Palavras-chave: Desapropriação. Modalidades de desapropriação. Desapropriação indireta. Regime indenizatório. Ação direta. Tredestinação ilícita.
Sumário: Introdução. 1. Visão panorâmica da desapropriação. 1.1. Conceito, natureza jurídica e pressupostos fundamentais. 2. Modalidades da desapropriação. 3. Processo expropriatório. 3.1. A fase declaratória (administrativa). 3.2. A fase executória (administrativa ou judicial). 4. Legitimidade passiva e ativa na desapropriação: quem é que pode ser expropriado e quem é que pode expropriar. 5.Objeto da desapropriação: o que é que pode ser desapropriado. 6. O regime indenizatório. 7. Desapropriação Indireta. 7.1. Prescrição da ação de indenização contra a desapropriação indireta. 7.2. Pagamento na ação de indenização por desapropriação indireta. 7.3. Tredestinação e retrocessão. 8. Efeitos da Desapropriação. 9. Possibilidades de Controle. Conclusão. Referências.
Introdução
A desapropriação é o instrumento mais radical de intervenção estatal na propriedade, compondo o ponto de contato mais íntimo do conflito entre a autonomia individual e o interesse social e coletivo. Munido do poder de império, o Estado possui a capacidade de intervir na propriedade privada, com o objetivo de atender à necessidade pública, à utilidade pública e ao interesse social. Uma dessas formas retira a propriedade do particular e a coloca no patrimônio estatal: é a desapropriação. Sua natureza radical e o elevado risco de violação a direito fundamental a torna – para o Direito Administrativo – o que a pena é, para o Direito Penal. Isto só já justificaria um estudo detido desse regramento. Contudo, a efetividade e a integralidade da reparação na desapropriação constituem desafio prático e teórico desse regime a suscitar a atenção dos operadores do direito e até dos simples proprietários. Neste contexto de tensões e riscos, a presente monografia se propõe a fornecer um panorama da desapropriação, explorando seus fundamentos essenciais, as modalidades e os vícios que podem macular o procedimento. O trabalho analisa criticamente o regime indenizatório — especialmente a aplicação morosa dos precatórios na desapropriação indireta — e discute a plausibilidade de se reconhecer a indenização por dano moral nos casos de esbulho administrativo, além de detalhar os mecanismos de controle judicial deste ato administrativo.

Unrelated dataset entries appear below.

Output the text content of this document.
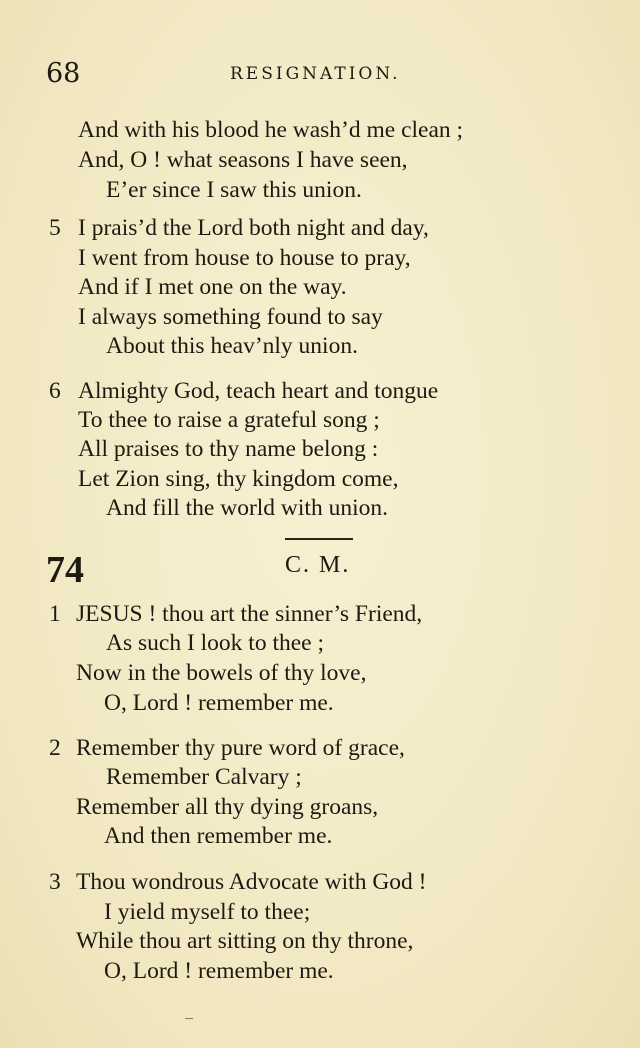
68	RESIGNATION.
And with his blood he wash’d me clean ;
And, O ! what seasons I have seen,
E’er since I saw this union.
5 I prais’d the Lord both night and day,
I went from house to house to pray,
And if I met one on the way.
I always something found to say
About this heav’nly union.
6 Almighty God, teach heart and tongue
To thee to raise a grateful song ;
All praises to thy name belong :
Let Zion sing, thy kingdom come,
And fill the world with union.
74	C. M.
1 JESUS ! thou art the sinner’s Friend,
As such I look to thee ;
Now in the bowels of thy love,
O, Lord ! remember me.
2 Remember thy pure word of grace,
Remember Calvary ;
Remember all thy dying groans,
And then remember me.
3 Thou wondrous Advocate with God !
I yield myself to thee;
While thou art sitting on thy throne,
O, Lord ! remember me.
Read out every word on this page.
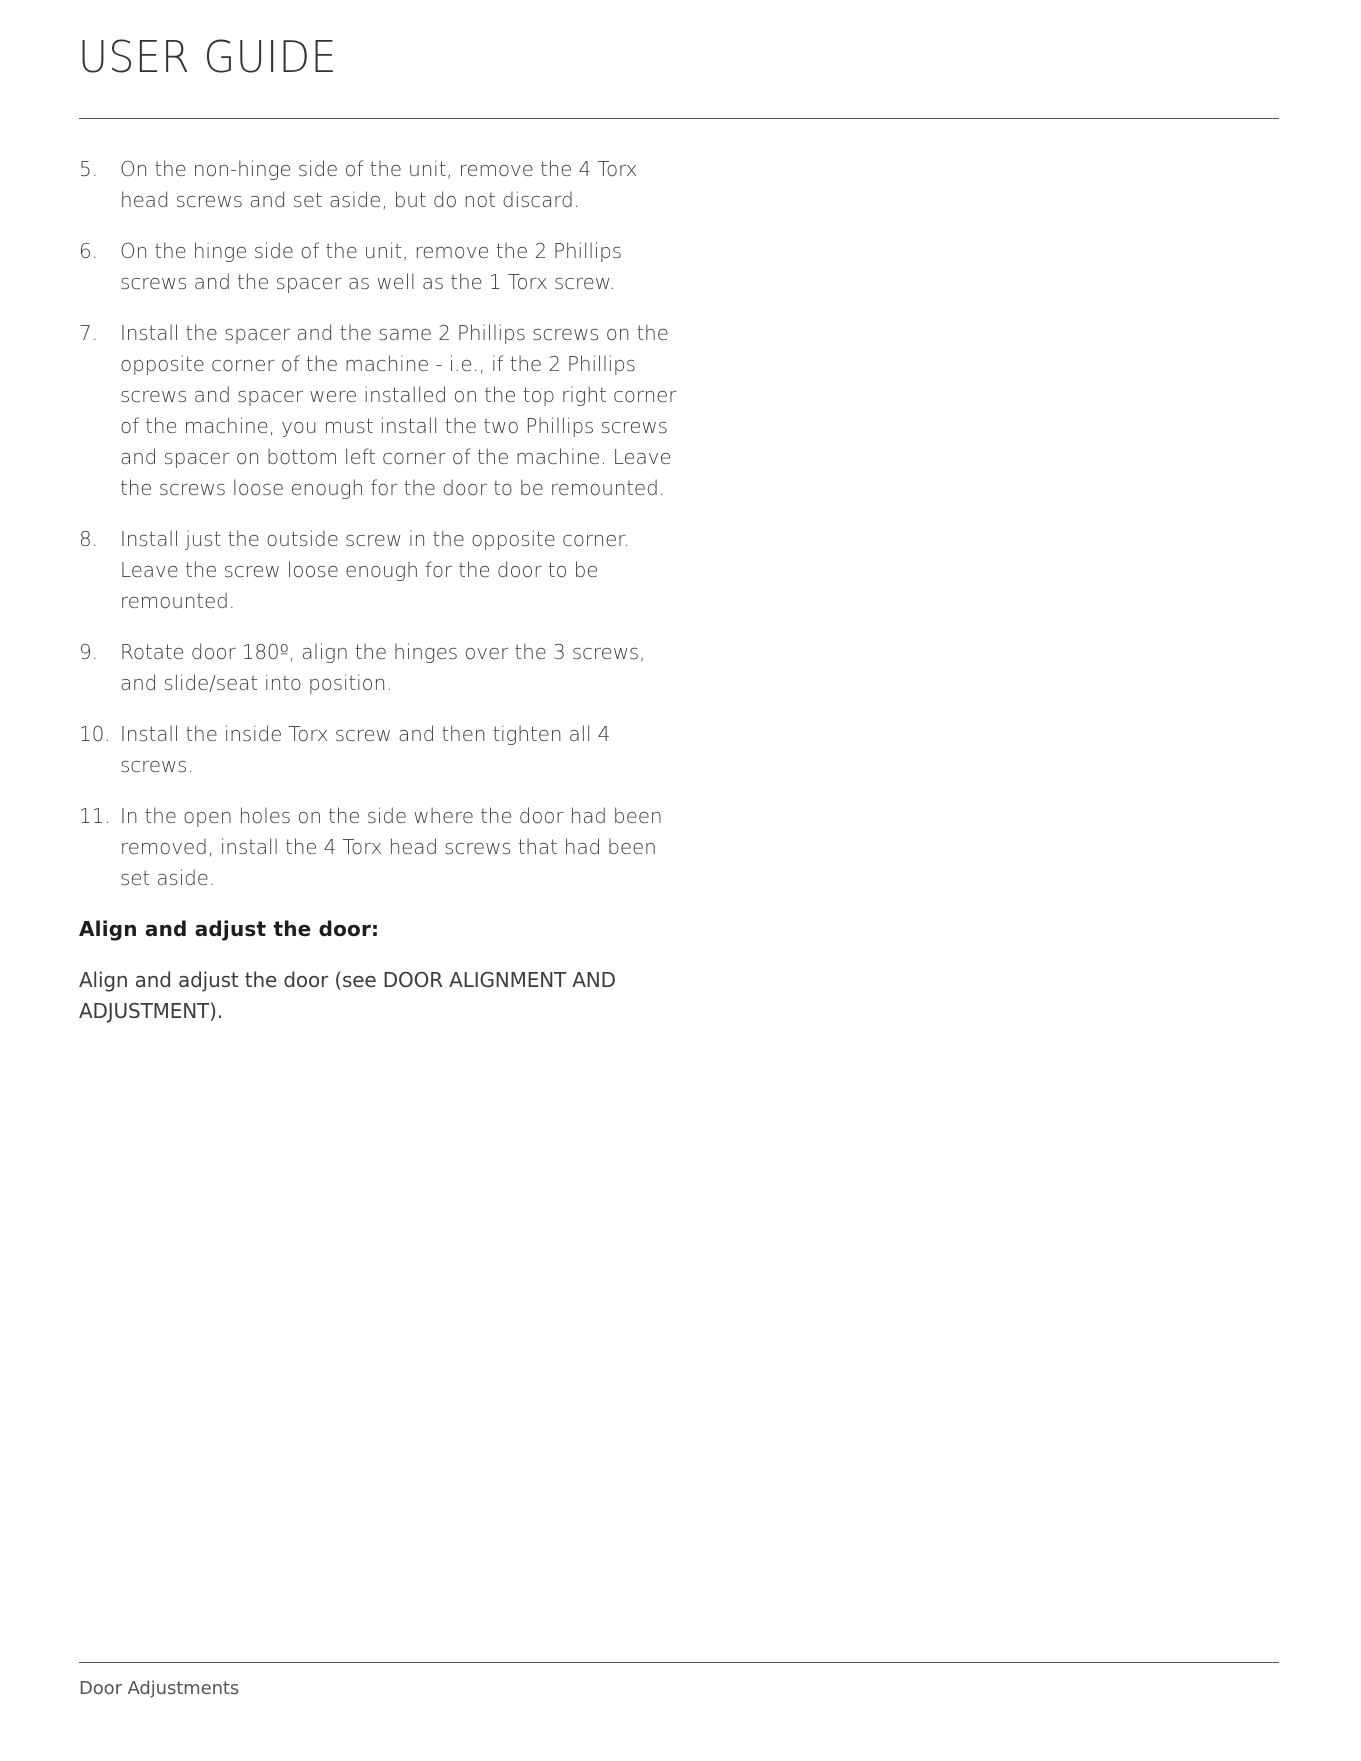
USER GUIDE
5. On the non-hinge side of the unit, remove the 4 Torx head screws and set aside, but do not discard.
6. On the hinge side of the unit, remove the 2 Phillips screws and the spacer as well as the 1 Torx screw.
7. Install the spacer and the same 2 Phillips screws on the opposite corner of the machine - i.e., if the 2 Phillips screws and spacer were installed on the top right corner of the machine, you must install the two Phillips screws and spacer on bottom left corner of the machine. Leave the screws loose enough for the door to be remounted.
8. Install just the outside screw in the opposite corner. Leave the screw loose enough for the door to be remounted.
9. Rotate door 180º, align the hinges over the 3 screws, and slide/seat into position.
10. Install the inside Torx screw and then tighten all 4 screws.
11. In the open holes on the side where the door had been removed, install the 4 Torx head screws that had been set aside.
Align and adjust the door:

Align and adjust the door (see DOOR ALIGNMENT AND ADJUSTMENT).

Door Adjustments
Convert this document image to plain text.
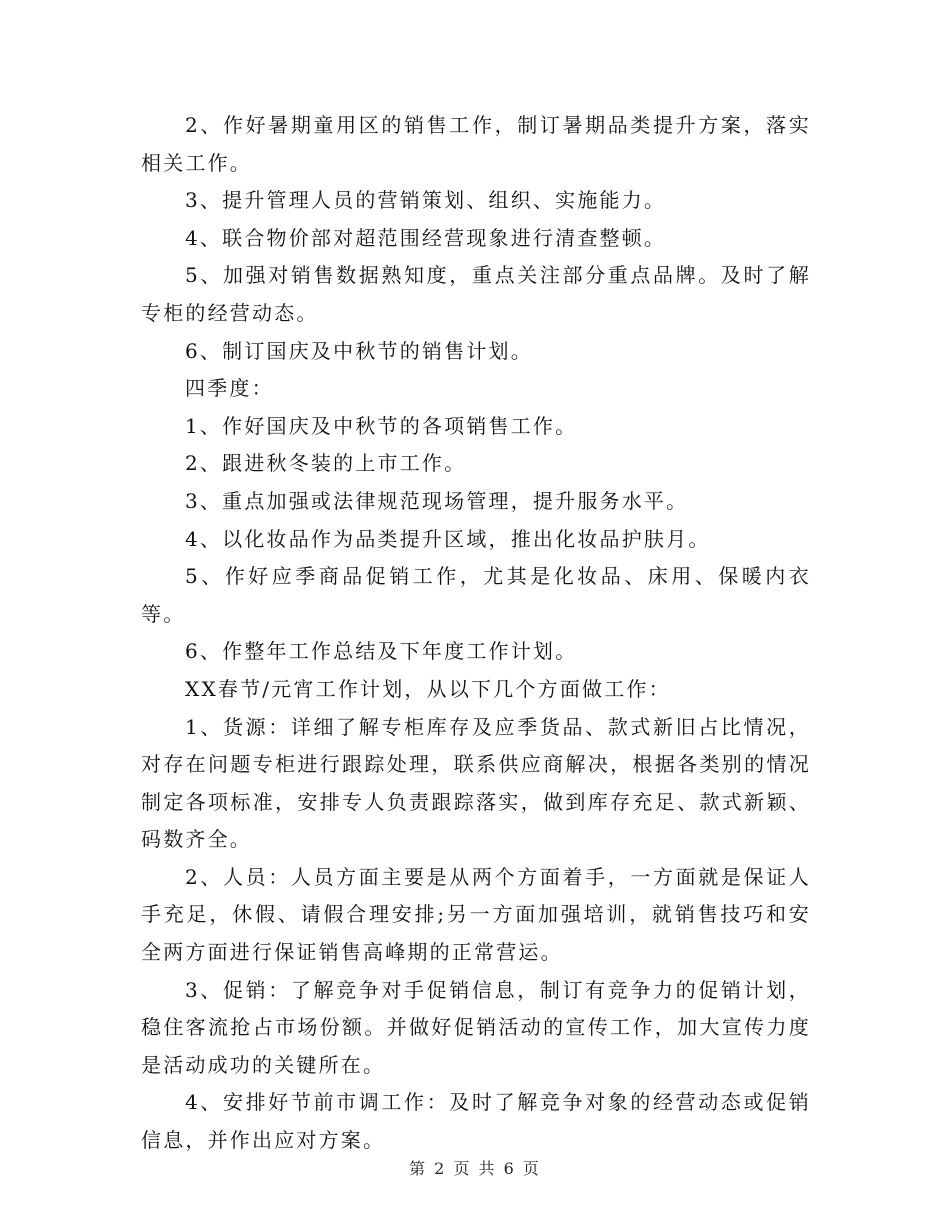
2、作好暑期童用区的销售工作，制订暑期品类提升方案，落实相关工作。

3、提升管理人员的营销策划、组织、实施能力。

4、联合物价部对超范围经营现象进行清查整顿。

5、加强对销售数据熟知度，重点关注部分重点品牌。及时了解专柜的经营动态。

6、制订国庆及中秋节的销售计划。

四季度：

1、作好国庆及中秋节的各项销售工作。

2、跟进秋冬装的上市工作。

3、重点加强或法律规范现场管理，提升服务水平。

4、以化妆品作为品类提升区域，推出化妆品护肤月。

5、作好应季商品促销工作，尤其是化妆品、床用、保暖内衣等。

6、作整年工作总结及下年度工作计划。

XX春节/元宵工作计划，从以下几个方面做工作：

1、货源：详细了解专柜库存及应季货品、款式新旧占比情况，对存在问题专柜进行跟踪处理，联系供应商解决，根据各类别的情况制定各项标准，安排专人负责跟踪落实，做到库存充足、款式新颖、码数齐全。

2、人员：人员方面主要是从两个方面着手，一方面就是保证人手充足，休假、请假合理安排;另一方面加强培训，就销售技巧和安全两方面进行保证销售高峰期的正常营运。

3、促销：了解竞争对手促销信息，制订有竞争力的促销计划，稳住客流抢占市场份额。并做好促销活动的宣传工作，加大宣传力度是活动成功的关键所在。

4、安排好节前市调工作：及时了解竞争对象的经营动态或促销信息，并作出应对方案。

第 2 页 共 6 页
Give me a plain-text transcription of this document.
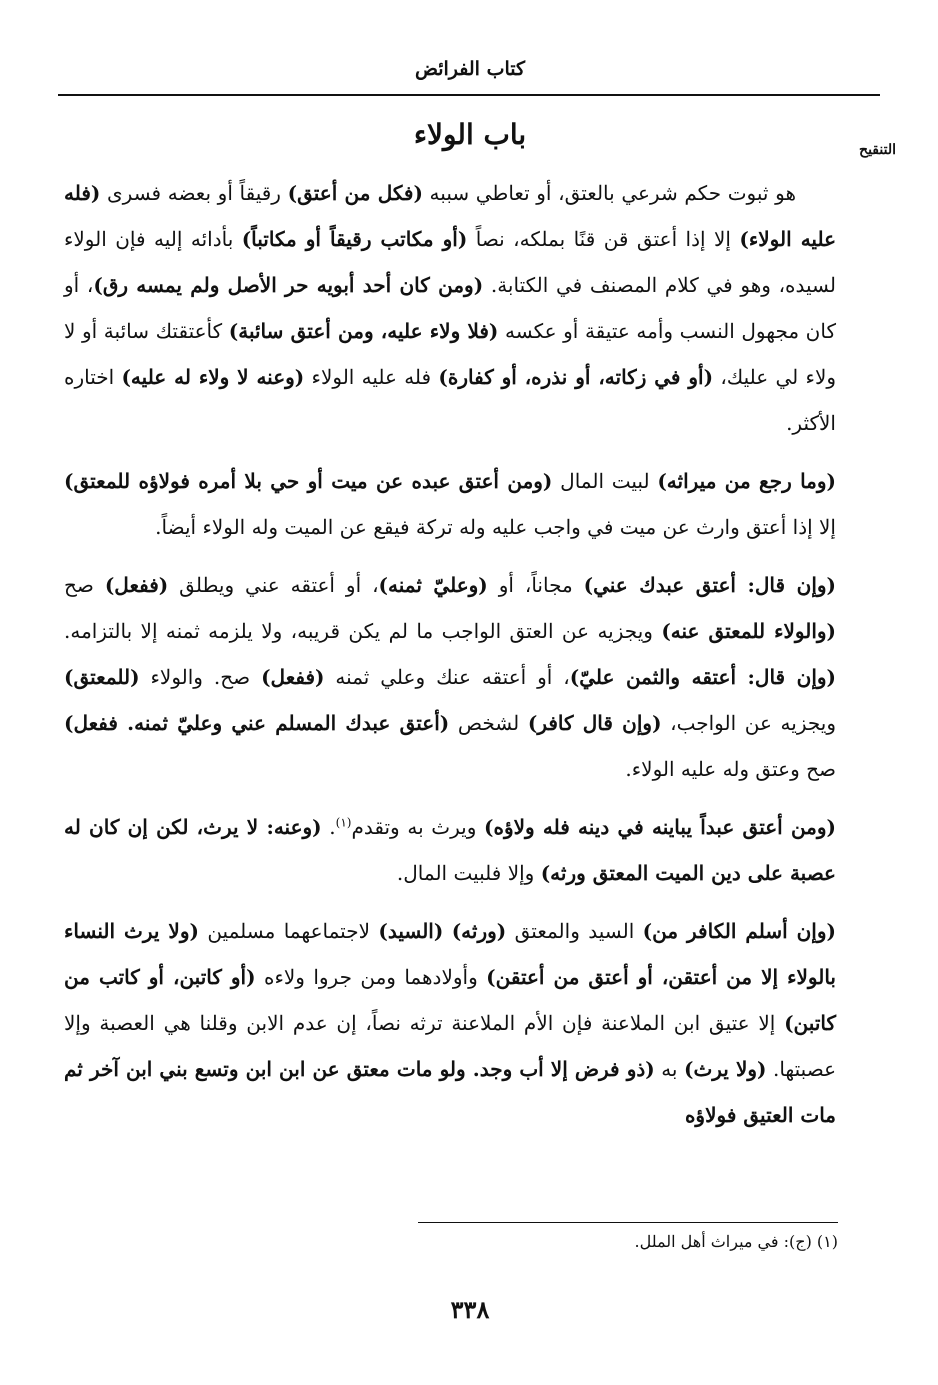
كتاب الفرائض
التنقيح
باب الولاء

هو ثبوت حكم شرعي بالعتق، أو تعاطي سببه (فكل من أعتق) رقيقاً أو بعضه فسرى (فله عليه الولاء) إلا إذا أعتق قن قنًا بملكه، نصاً (أو مكاتب رقيقاً أو مكاتباً) بأدائه إليه فإن الولاء لسيده، وهو في كلام المصنف في الكتابة. (ومن كان أحد أبويه حر الأصل ولم يمسه رق)، أو كان مجهول النسب وأمه عتيقة أو عكسه (فلا ولاء عليه، ومن أعتق سائبة) كأعتقتك سائبة أو لا ولاء لي عليك، (أو في زكاته، أو نذره، أو كفارة) فله عليه الولاء (وعنه لا ولاء له عليه) اختاره الأكثر.

(وما رجع من ميراثه) لبيت المال (ومن أعتق عبده عن ميت أو حي بلا أمره فولاؤه للمعتق) إلا إذا أعتق وارث عن ميت في واجب عليه وله تركة فيقع عن الميت وله الولاء أيضاً.

(وإن قال: أعتق عبدك عني) مجاناً، أو (وعليّ ثمنه)، أو أعتقه عني ويطلق (ففعل) صح (والولاء للمعتق عنه) ويجزيه عن العتق الواجب ما لم يكن قريبه، ولا يلزمه ثمنه إلا بالتزامه. (وإن قال: أعتقه والثمن عليّ)، أو أعتقه عنك وعلي ثمنه (ففعل) صح. والولاء (للمعتق) ويجزيه عن الواجب، (وإن قال كافر) لشخص (أعتق عبدك المسلم عني وعليّ ثمنه. ففعل) صح وعتق وله عليه الولاء.

(ومن أعتق عبداً يباينه في دينه فله ولاؤه) ويرث به وتقدم$^{(١)}$. (وعنه: لا يرث، لكن إن كان له عصبة على دين الميت المعتق ورثه) وإلا فلبيت المال.

(وإن أسلم الكافر من) السيد والمعتق (ورثه) (السيد) لاجتماعهما مسلمين (ولا يرث النساء بالولاء إلا من أعتقن، أو أعتق من أعتقن) وأولادهما ومن جروا ولاءه (أو كاتبن، أو كاتب من كاتبن) إلا عتيق ابن الملاعنة فإن الأم الملاعنة ترثه نصاً، إن عدم الابن وقلنا هي العصبة وإلا عصبتها. (ولا يرث) به (ذو فرض إلا أب وجد. ولو مات معتق عن ابن ابن وتسع بني ابن آخر ثم مات العتيق فولاؤه

(١) (ج): في ميراث أهل الملل.
٣٣٨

1. Visão panorâmica da desapropriação
O Estado possui alguns poderes-deveres que lhe impõem, ao mesmo tempo que lhe conferem uma capacidade, de intervir na autonomia individual. É o caso do poder de polícia e do poder de império: enquanto fornecem-lhe o poder de intervir em direitos individuais como a liberdade negocial e a propriedade privada, o obrigam a pacificar o corpo social e a intervir para atender a necessidade pública, a utilidade pública e o interesse social. Esses poderes são mediados por determinadas técnicas ou instrumentos legais que configuram formas diferentes de intervenção do Estado. Nesse sentido lição de Marcelo Pichioli Da Silveira:
“A prerrogativa do Estado de manipular o funcionamento do domínio alheio, então, descamba para um poder de polícia baseado em dois pontos: 1.º) a necessidade de cumprir as regras da função social da propriedade (arts. 5.º, inciso XXIII, e 170, inciso III, ambos da Constituição da República); e 2.º) satisfazer o interesse público ou, que seja, o interesse da coletividade. Daí o velho HELY LOPES MEIRELLES escrever: “limitações urbanísticas são preceitos de ordem pública. Derivam do poder de polícia, que é inerente e indissociável da Administração Pública”. (2025) – ênfase do autor.
O estudo desses instrumentos é titulado como intervenção do Estado na Propriedade na maioria dos cursos e manuais de direito administrativo e compreende: servidão administrativa; requisição; ocupação temporária; limitação administrativa; tombamento. e, por fim, a DESAPROPRIAÇÃO. Enquanto as demais hipóteses são meramente restritivas da propriedade individual, esta última é supressiva, expropriatória: naquelas diminui-se uma função ou utilidade da propriedade e nesta última perde-se a propriedade.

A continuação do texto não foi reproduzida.